Law further elaborated on the post-COVID employment landscape, noting that job vacancies have drastically diminished, leaving young candidates facing numerous barriers, including precarious work opportunities and a lack of support during critical times.
The statistics regarding unemployment among London’s youth may be even more concerning in recent months, as the figures up to September average out a year and reflect a time when unemployment rates were lower.
From the total of 471,000 young individuals who were economically active in the year leading up to September—meaning they were either employed, able to start work within two weeks, or waiting to begin work—there remains a stark contrast with another 465,000 young Londoners who were economically inactive, having not sought employment in the past four weeks or unable to start work promptly.
Critics, including shadow Chancellor Sir Mel Stride, have pointed fingers at the government, asserting that taxing work leads to job losses.
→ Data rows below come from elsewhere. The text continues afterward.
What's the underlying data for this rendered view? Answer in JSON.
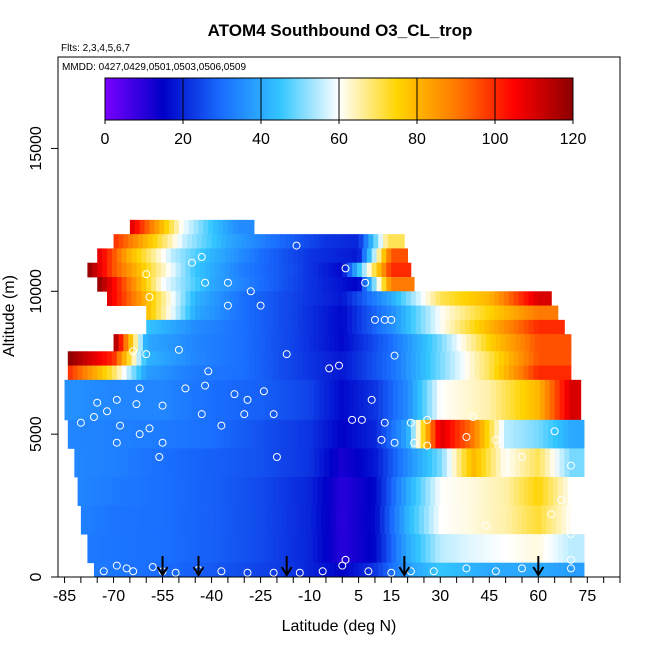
{
  "chart_data": {
    "type": "heatmap",
    "title": "ATOM4 Southbound O3_CL_trop",
    "flights_label": "Flts: 2,3,4,5,6,7",
    "dates_label": "MMDD: 0427,0429,0501,0503,0506,0509",
    "xlabel": "Latitude (deg N)",
    "ylabel": "Altitude (m)",
    "xlim": [
      -87,
      85
    ],
    "ylim": [
      0,
      18200
    ],
    "x_ticks": [
      -85,
      -70,
      -55,
      -40,
      -25,
      -10,
      5,
      15,
      30,
      45,
      60,
      75
    ],
    "y_ticks": [
      0,
      5000,
      10000,
      15000
    ],
    "colorbar": {
      "min": 0,
      "max": 120,
      "ticks": [
        0,
        20,
        40,
        60,
        80,
        100,
        120
      ],
      "colors": [
        "#7a00ff",
        "#0000c8",
        "#1a6fff",
        "#33c6ff",
        "#ffffff",
        "#ffd400",
        "#ff7a00",
        "#ff0000",
        "#8b0000"
      ]
    },
    "altitude_bands": [
      {
        "alt": [
          12000,
          12500
        ],
        "lat": [
          -65,
          -27
        ],
        "values": [
          [
            -65,
            110
          ],
          [
            -57,
            85
          ],
          [
            -49,
            60
          ],
          [
            -40,
            45
          ],
          [
            -32,
            35
          ]
        ]
      },
      {
        "alt": [
          11500,
          12000
        ],
        "lat": [
          -70,
          19
        ],
        "values": [
          [
            -70,
            100
          ],
          [
            -60,
            80
          ],
          [
            -48,
            55
          ],
          [
            -35,
            40
          ],
          [
            -20,
            30
          ],
          [
            -5,
            22
          ],
          [
            5,
            20
          ],
          [
            14,
            70
          ]
        ]
      },
      {
        "alt": [
          11000,
          11500
        ],
        "lat": [
          -75,
          20
        ],
        "values": [
          [
            -75,
            110
          ],
          [
            -65,
            80
          ],
          [
            -52,
            55
          ],
          [
            -40,
            42
          ],
          [
            -25,
            30
          ],
          [
            -10,
            22
          ],
          [
            5,
            18
          ],
          [
            15,
            95
          ]
        ]
      },
      {
        "alt": [
          10500,
          11000
        ],
        "lat": [
          -78,
          21
        ],
        "values": [
          [
            -78,
            120
          ],
          [
            -70,
            95
          ],
          [
            -58,
            70
          ],
          [
            -45,
            45
          ],
          [
            -30,
            32
          ],
          [
            -15,
            25
          ],
          [
            0,
            16
          ],
          [
            15,
            100
          ]
        ]
      },
      {
        "alt": [
          10000,
          10500
        ],
        "lat": [
          -75,
          22
        ],
        "values": [
          [
            -75,
            120
          ],
          [
            -65,
            90
          ],
          [
            -55,
            60
          ],
          [
            -40,
            40
          ],
          [
            -25,
            30
          ],
          [
            -10,
            22
          ],
          [
            5,
            15
          ],
          [
            15,
            90
          ]
        ]
      },
      {
        "alt": [
          9500,
          10000
        ],
        "lat": [
          -72,
          64
        ],
        "values": [
          [
            -72,
            110
          ],
          [
            -60,
            80
          ],
          [
            -45,
            42
          ],
          [
            -30,
            30
          ],
          [
            -15,
            24
          ],
          [
            0,
            18
          ],
          [
            15,
            40
          ],
          [
            30,
            70
          ],
          [
            45,
            80
          ],
          [
            60,
            110
          ]
        ]
      },
      {
        "alt": [
          9000,
          9500
        ],
        "lat": [
          -60,
          66
        ],
        "values": [
          [
            -60,
            80
          ],
          [
            -45,
            40
          ],
          [
            -30,
            30
          ],
          [
            -15,
            24
          ],
          [
            0,
            16
          ],
          [
            15,
            35
          ],
          [
            30,
            60
          ],
          [
            45,
            75
          ],
          [
            60,
            90
          ]
        ]
      },
      {
        "alt": [
          8500,
          9000
        ],
        "lat": [
          -60,
          68
        ],
        "values": [
          [
            -60,
            45
          ],
          [
            -45,
            35
          ],
          [
            -30,
            30
          ],
          [
            -15,
            24
          ],
          [
            0,
            16
          ],
          [
            15,
            35
          ],
          [
            30,
            60
          ],
          [
            45,
            80
          ],
          [
            60,
            100
          ]
        ]
      },
      {
        "alt": [
          7900,
          8500
        ],
        "lat": [
          -70,
          70
        ],
        "values": [
          [
            -70,
            120
          ],
          [
            -60,
            40
          ],
          [
            -45,
            34
          ],
          [
            -30,
            30
          ],
          [
            -15,
            24
          ],
          [
            0,
            16
          ],
          [
            15,
            30
          ],
          [
            30,
            50
          ],
          [
            45,
            75
          ],
          [
            60,
            95
          ]
        ]
      },
      {
        "alt": [
          7400,
          7900
        ],
        "lat": [
          -84,
          70
        ],
        "values": [
          [
            -84,
            120
          ],
          [
            -70,
            100
          ],
          [
            -60,
            42
          ],
          [
            -45,
            34
          ],
          [
            -30,
            30
          ],
          [
            -15,
            24
          ],
          [
            0,
            18
          ],
          [
            15,
            30
          ],
          [
            30,
            50
          ],
          [
            45,
            70
          ],
          [
            60,
            95
          ]
        ]
      },
      {
        "alt": [
          6900,
          7400
        ],
        "lat": [
          -84,
          70
        ],
        "values": [
          [
            -84,
            100
          ],
          [
            -70,
            70
          ],
          [
            -60,
            38
          ],
          [
            -45,
            32
          ],
          [
            -30,
            30
          ],
          [
            -15,
            24
          ],
          [
            0,
            18
          ],
          [
            15,
            30
          ],
          [
            30,
            50
          ],
          [
            45,
            70
          ],
          [
            60,
            100
          ]
        ]
      },
      {
        "alt": [
          5500,
          6900
        ],
        "lat": [
          -85,
          73
        ],
        "values": [
          [
            -85,
            36
          ],
          [
            -70,
            34
          ],
          [
            -55,
            34
          ],
          [
            -40,
            30
          ],
          [
            -25,
            28
          ],
          [
            -10,
            24
          ],
          [
            0,
            16
          ],
          [
            10,
            22
          ],
          [
            20,
            35
          ],
          [
            30,
            60
          ],
          [
            45,
            65
          ],
          [
            60,
            80
          ],
          [
            70,
            110
          ]
        ]
      },
      {
        "alt": [
          4500,
          5500
        ],
        "lat": [
          -84,
          74
        ],
        "values": [
          [
            -84,
            34
          ],
          [
            -70,
            33
          ],
          [
            -55,
            32
          ],
          [
            -40,
            30
          ],
          [
            -25,
            26
          ],
          [
            -10,
            22
          ],
          [
            0,
            15
          ],
          [
            10,
            20
          ],
          [
            20,
            40
          ],
          [
            30,
            110
          ],
          [
            40,
            90
          ],
          [
            50,
            55
          ],
          [
            60,
            50
          ],
          [
            70,
            40
          ]
        ]
      },
      {
        "alt": [
          3500,
          4500
        ],
        "lat": [
          -82,
          74
        ],
        "values": [
          [
            -82,
            34
          ],
          [
            -70,
            33
          ],
          [
            -55,
            30
          ],
          [
            -40,
            28
          ],
          [
            -25,
            26
          ],
          [
            -10,
            22
          ],
          [
            0,
            12
          ],
          [
            10,
            18
          ],
          [
            20,
            35
          ],
          [
            30,
            50
          ],
          [
            40,
            80
          ],
          [
            50,
            60
          ],
          [
            60,
            70
          ],
          [
            70,
            50
          ]
        ]
      },
      {
        "alt": [
          2500,
          3500
        ],
        "lat": [
          -81,
          74
        ],
        "values": [
          [
            -81,
            34
          ],
          [
            -70,
            32
          ],
          [
            -55,
            30
          ],
          [
            -40,
            28
          ],
          [
            -25,
            25
          ],
          [
            -10,
            20
          ],
          [
            0,
            10
          ],
          [
            10,
            16
          ],
          [
            20,
            40
          ],
          [
            30,
            60
          ],
          [
            40,
            62
          ],
          [
            50,
            65
          ],
          [
            60,
            75
          ],
          [
            70,
            60
          ]
        ]
      },
      {
        "alt": [
          1500,
          2500
        ],
        "lat": [
          -80,
          74
        ],
        "values": [
          [
            -80,
            33
          ],
          [
            -70,
            31
          ],
          [
            -55,
            30
          ],
          [
            -40,
            28
          ],
          [
            -25,
            25
          ],
          [
            -10,
            20
          ],
          [
            0,
            10
          ],
          [
            10,
            16
          ],
          [
            20,
            42
          ],
          [
            30,
            60
          ],
          [
            40,
            62
          ],
          [
            50,
            65
          ],
          [
            60,
            72
          ],
          [
            70,
            60
          ]
        ]
      },
      {
        "alt": [
          500,
          1500
        ],
        "lat": [
          -78,
          74
        ],
        "values": [
          [
            -78,
            32
          ],
          [
            -70,
            31
          ],
          [
            -55,
            30
          ],
          [
            -40,
            28
          ],
          [
            -25,
            25
          ],
          [
            -10,
            20
          ],
          [
            0,
            10
          ],
          [
            10,
            16
          ],
          [
            20,
            40
          ],
          [
            30,
            55
          ],
          [
            40,
            58
          ],
          [
            50,
            60
          ],
          [
            60,
            62
          ],
          [
            70,
            55
          ]
        ]
      },
      {
        "alt": [
          0,
          500
        ],
        "lat": [
          -76,
          74
        ],
        "values": [
          [
            -76,
            32
          ],
          [
            -60,
            30
          ],
          [
            -45,
            28
          ],
          [
            -30,
            25
          ],
          [
            -15,
            22
          ],
          [
            0,
            15
          ],
          [
            10,
            22
          ],
          [
            20,
            38
          ],
          [
            30,
            45
          ],
          [
            45,
            40
          ],
          [
            60,
            40
          ],
          [
            70,
            38
          ]
        ]
      }
    ],
    "samples": [
      [
        -22,
        12300
      ],
      [
        -21,
        12300
      ],
      [
        -14,
        11600
      ],
      [
        -43,
        11200
      ],
      [
        -46,
        11000
      ],
      [
        -60,
        10600
      ],
      [
        -35,
        10300
      ],
      [
        -42,
        10300
      ],
      [
        -28,
        10000
      ],
      [
        -59,
        9800
      ],
      [
        1,
        10800
      ],
      [
        7,
        10300
      ],
      [
        -35,
        9500
      ],
      [
        -25,
        9500
      ],
      [
        10,
        9000
      ],
      [
        13,
        9000
      ],
      [
        15,
        9000
      ],
      [
        -50,
        7950
      ],
      [
        -64,
        7900
      ],
      [
        -60,
        7800
      ],
      [
        -17,
        7800
      ],
      [
        16,
        7750
      ],
      [
        -1,
        7400
      ],
      [
        -4,
        7300
      ],
      [
        -41,
        7200
      ],
      [
        -62,
        6600
      ],
      [
        -42,
        6700
      ],
      [
        -48,
        6600
      ],
      [
        -24,
        6500
      ],
      [
        -33,
        6400
      ],
      [
        -29,
        6200
      ],
      [
        -69,
        6200
      ],
      [
        -75,
        6100
      ],
      [
        -63,
        6050
      ],
      [
        -55,
        6000
      ],
      [
        -72,
        5800
      ],
      [
        -43,
        5700
      ],
      [
        -30,
        5700
      ],
      [
        -21,
        5700
      ],
      [
        9,
        6200
      ],
      [
        6,
        5500
      ],
      [
        13,
        5400
      ],
      [
        3,
        5500
      ],
      [
        -76,
        5600
      ],
      [
        -68,
        5300
      ],
      [
        -80,
        5400
      ],
      [
        -37,
        5300
      ],
      [
        -59,
        5200
      ],
      [
        -62,
        5000
      ],
      [
        -55,
        4700
      ],
      [
        -69,
        4700
      ],
      [
        -56,
        4200
      ],
      [
        -20,
        4200
      ],
      [
        21,
        5400
      ],
      [
        26,
        5500
      ],
      [
        40,
        5600
      ],
      [
        12,
        4800
      ],
      [
        16,
        4700
      ],
      [
        22,
        4700
      ],
      [
        26,
        4600
      ],
      [
        38,
        4900
      ],
      [
        47,
        4800
      ],
      [
        65,
        5100
      ],
      [
        55,
        4200
      ],
      [
        70,
        3900
      ],
      [
        70,
        3100
      ],
      [
        67,
        2700
      ],
      [
        64,
        2200
      ],
      [
        70,
        1500
      ],
      [
        44,
        1800
      ],
      [
        -73,
        200
      ],
      [
        -64,
        200
      ],
      [
        -55,
        200
      ],
      [
        -51,
        150
      ],
      [
        -44,
        250
      ],
      [
        -37,
        200
      ],
      [
        -29,
        150
      ],
      [
        -21,
        150
      ],
      [
        -13,
        150
      ],
      [
        -6,
        200
      ],
      [
        1,
        600
      ],
      [
        8,
        200
      ],
      [
        15,
        150
      ],
      [
        21,
        200
      ],
      [
        28,
        200
      ],
      [
        38,
        300
      ],
      [
        47,
        200
      ],
      [
        55,
        300
      ],
      [
        70,
        600
      ],
      [
        70,
        300
      ],
      [
        -66,
        300
      ],
      [
        -69,
        400
      ],
      [
        -58,
        350
      ],
      [
        0,
        400
      ]
    ],
    "arrows": [
      -55,
      -44,
      -17,
      19,
      60
    ]
  }
}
He emphasized, "Londoners are facing severe consequences from Labour's economic mismanagement. The approach taken by Rachel Reeves, which favors welfare over work, results in diminished opportunities and leaves a generation behind."
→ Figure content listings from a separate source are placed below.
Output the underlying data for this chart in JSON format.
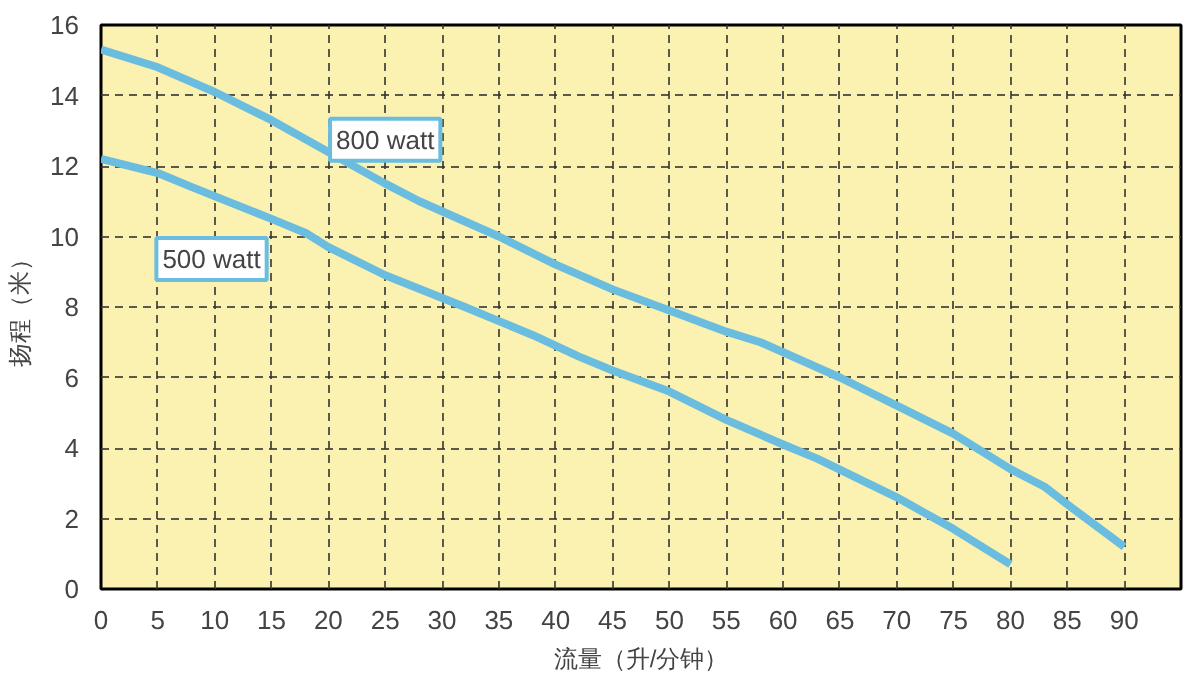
{
  "chart_data": {
    "type": "line",
    "xlabel": "流量（升/分钟）",
    "ylabel": "扬程（米）",
    "xlim": [
      0,
      95
    ],
    "xticks": [
      0,
      5,
      10,
      15,
      20,
      25,
      30,
      35,
      40,
      45,
      50,
      55,
      60,
      65,
      70,
      75,
      80,
      85,
      90
    ],
    "ylim": [
      0,
      16
    ],
    "yticks": [
      0,
      2,
      4,
      6,
      8,
      10,
      12,
      14,
      16
    ],
    "grid": true,
    "marker": "none",
    "line_style": "solid",
    "series": [
      {
        "name": "800 watt",
        "color": "#6bbde0",
        "x": [
          0,
          5,
          10,
          15,
          20,
          25,
          28,
          35,
          40,
          45,
          50,
          55,
          58,
          65,
          70,
          75,
          80,
          83,
          85,
          90
        ],
        "values": [
          15.3,
          14.8,
          14.1,
          13.3,
          12.4,
          11.5,
          11.0,
          10.0,
          9.2,
          8.5,
          7.9,
          7.3,
          7.0,
          6.0,
          5.2,
          4.4,
          3.4,
          2.9,
          2.4,
          1.2
        ]
      },
      {
        "name": "500 watt",
        "color": "#6bbde0",
        "x": [
          0,
          5,
          8,
          15,
          18,
          20,
          25,
          32,
          35,
          38,
          42,
          45,
          50,
          55,
          60,
          63,
          70,
          75,
          80
        ],
        "values": [
          12.2,
          11.8,
          11.4,
          10.5,
          10.1,
          9.7,
          8.9,
          8.0,
          7.6,
          7.2,
          6.6,
          6.2,
          5.6,
          4.8,
          4.1,
          3.7,
          2.6,
          1.7,
          0.7
        ]
      }
    ]
  }
}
In contrast, Work and Pensions Secretary Pat McFadden cited national figures indicating a rise of 513,000 more individuals in employment compared to last year, while stressing the need for increased efforts to enhance job opportunities for young people. He mentioned, "We are investing £1.5 billion to assist hundreds of thousands of young individuals in either earning or learning, and former Health Secretary Alan Milburn is spearheading a review to address the barriers hindering the younger generation."
He also noted the Jobs Guarantee initiative launching this month, aimed at facilitating paid work placements for young people, encouraging employers to join organizations such as EON, JD Sports, Tesco, and TUI, which have already committed their support.
Interestingly, there has been a growth in employment among Londoners aged over 50, largely attributed to an increase in women entering the workforce due to modifications in the State pension scheme.
Overall, the unemployment rate in London has escalated faster than in any other region, reaching a troubling 7.2% during the September to November quarter, establishing the highest rate in the nation. Notably, sectors such as financial and insurance services witnessed a loss of 3,000 jobs, while roles in office administration and related services dropped by 43,000 as companies increasingly adopt artificial intelligence solutions.
Furthermore, the transport and storage industry lost 31,000 jobs, and manufacturing saw a decrease of 14,000 positions. Despite these setbacks, ministers assert that the government is working to provide stability by cutting borrowing and controlling inflation, having implemented six interest rate reductions since the general election in July 2024.
A spokesperson from the Treasury reinforced the government's commitment to stimulate economic growth and create quality job opportunities, maintaining a corporation tax rate of 25%, the lowest within the G7 nations, while supporting local businesses with reduced tax rates and facilitating investment for startups in the UK, all while safeguarding record levels of investment in infrastructure.